Frank Askin, professor of law at Rutgers University, said:
I would call it a political stunt. They are confusing their policy preferences and constitutional law. While I would be the last one to provide assurances as to what the right-wing Supreme Court majority might do (I was certain the court would never stop the counting of Florida ballots and the appoint George W. Bush president in 2000), there is no support in constitutional law or history for the challenges to the healthcare legislation.

Bill Press, host of the "Bill Press Show" and a contributor to The Hill Pundits Blog, said:
Please, get serious. This is nothing but an attempt by publicity-hungry Republican attorneys general, all of whom are planning on or already running for higher office, to get their mugs on national television.

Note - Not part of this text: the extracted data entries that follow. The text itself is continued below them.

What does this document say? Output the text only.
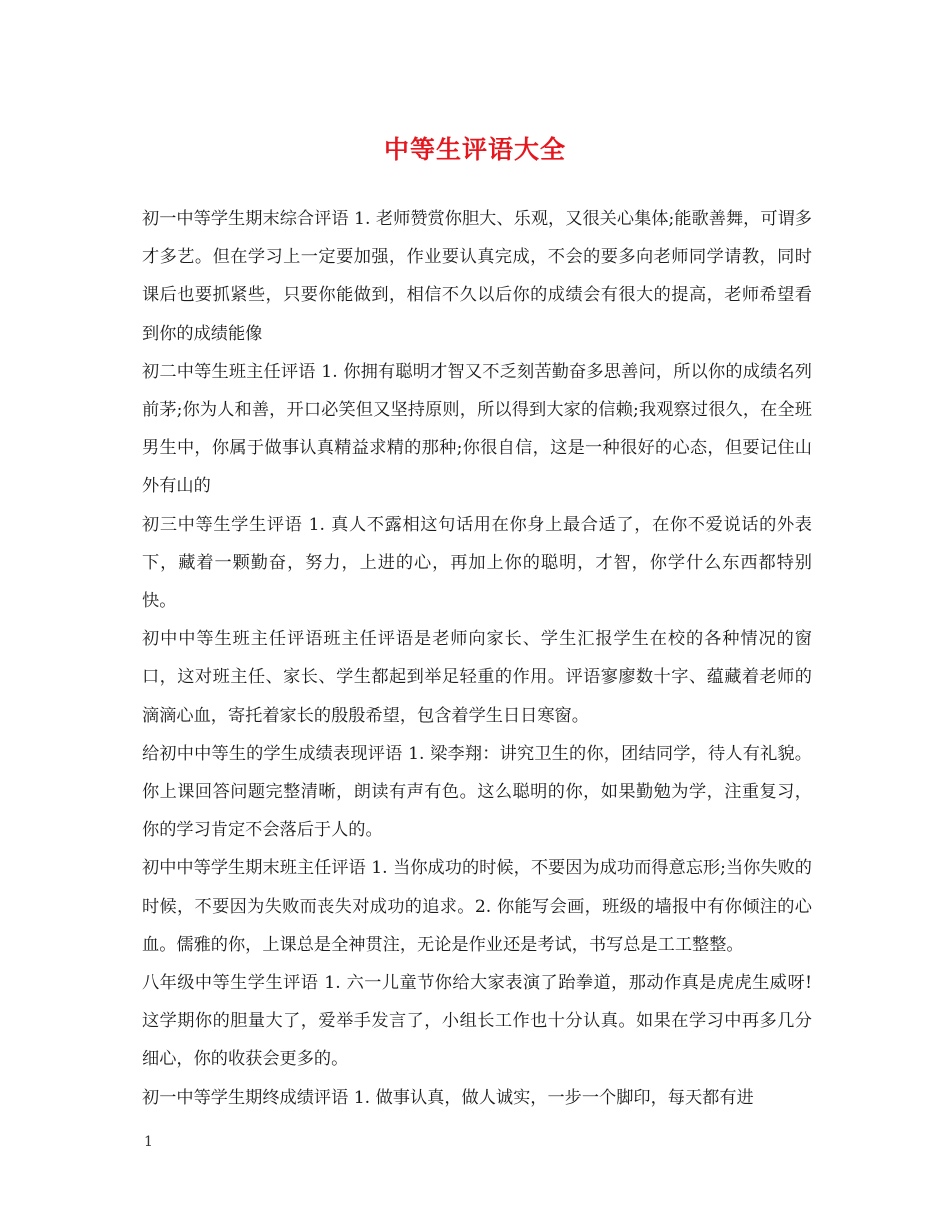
中等生评语大全

初一中等学生期末综合评语 1. 老师赞赏你胆大、乐观，又很关心集体;能歌善舞，可谓多才多艺。但在学习上一定要加强，作业要认真完成，不会的要多向老师同学请教，同时课后也要抓紧些，只要你能做到，相信不久以后你的成绩会有很大的提高，老师希望看到你的成绩能像

初二中等生班主任评语 1. 你拥有聪明才智又不乏刻苦勤奋多思善问，所以你的成绩名列前茅;你为人和善，开口必笑但又坚持原则，所以得到大家的信赖;我观察过很久，在全班男生中，你属于做事认真精益求精的那种;你很自信，这是一种很好的心态，但要记住山外有山的

初三中等生学生评语 1. 真人不露相这句话用在你身上最合适了，在你不爱说话的外表下，藏着一颗勤奋，努力，上进的心，再加上你的聪明，才智，你学什么东西都特别快。

初中中等生班主任评语班主任评语是老师向家长、学生汇报学生在校的各种情况的窗口，这对班主任、家长、学生都起到举足轻重的作用。评语寥廖数十字、蕴藏着老师的滴滴心血，寄托着家长的殷殷希望，包含着学生日日寒窗。

给初中中等生的学生成绩表现评语 1. 梁李翔：讲究卫生的你，团结同学，待人有礼貌。你上课回答问题完整清晰，朗读有声有色。这么聪明的你，如果勤勉为学，注重复习，你的学习肯定不会落后于人的。

初中中等学生期末班主任评语 1. 当你成功的时候，不要因为成功而得意忘形;当你失败的时候，不要因为失败而丧失对成功的追求。2. 你能写会画，班级的墙报中有你倾注的心血。儒雅的你，上课总是全神贯注，无论是作业还是考试，书写总是工工整整。

八年级中等生学生评语 1. 六一儿童节你给大家表演了跆拳道，那动作真是虎虎生威呀!这学期你的胆量大了，爱举手发言了，小组长工作也十分认真。如果在学习中再多几分细心，你的收获会更多的。

初一中等学生期终成绩评语 1. 做事认真，做人诚实，一步一个脚印，每天都有进

1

Alan Abramowitz, professor of political science at Emory University, said:
In my opinion it is clearly more of a political stunt. There is little or no chance that the courts will rule the healthcare reform law unconstitutional. I believe that all of these state AGs are Republicans and that several of them are either running for reelection or for governor. These lawsuits are a good way of building support among conservative primary voters and donors, although they carry some risk of alienating voters who stand to benefit from provisions such as allowing coverage of children up to age 26, prescription aid to seniors in the donut hole, and barring exclusion of children with preexisting medical conditions from coverage.  

John Feehery
, The Hill Pundits Blog contributor, said:
If it is a political stunt, it is a risky one. I am not a constitutional scholar, but it seems that there are some legitimate issues being raised here, especially the idea that the federal government can force you to buy a product from a private-sector company. What's next? A mandate to eat at least five servings of broccoli a week? But if this is seen as merely as a political exercise, I don't think the voters will react particularly well to it.

Peter Fenn, Democratic strategist, said:
Big-time political stunt  —  have any of these folks ever taken a constitutional law class?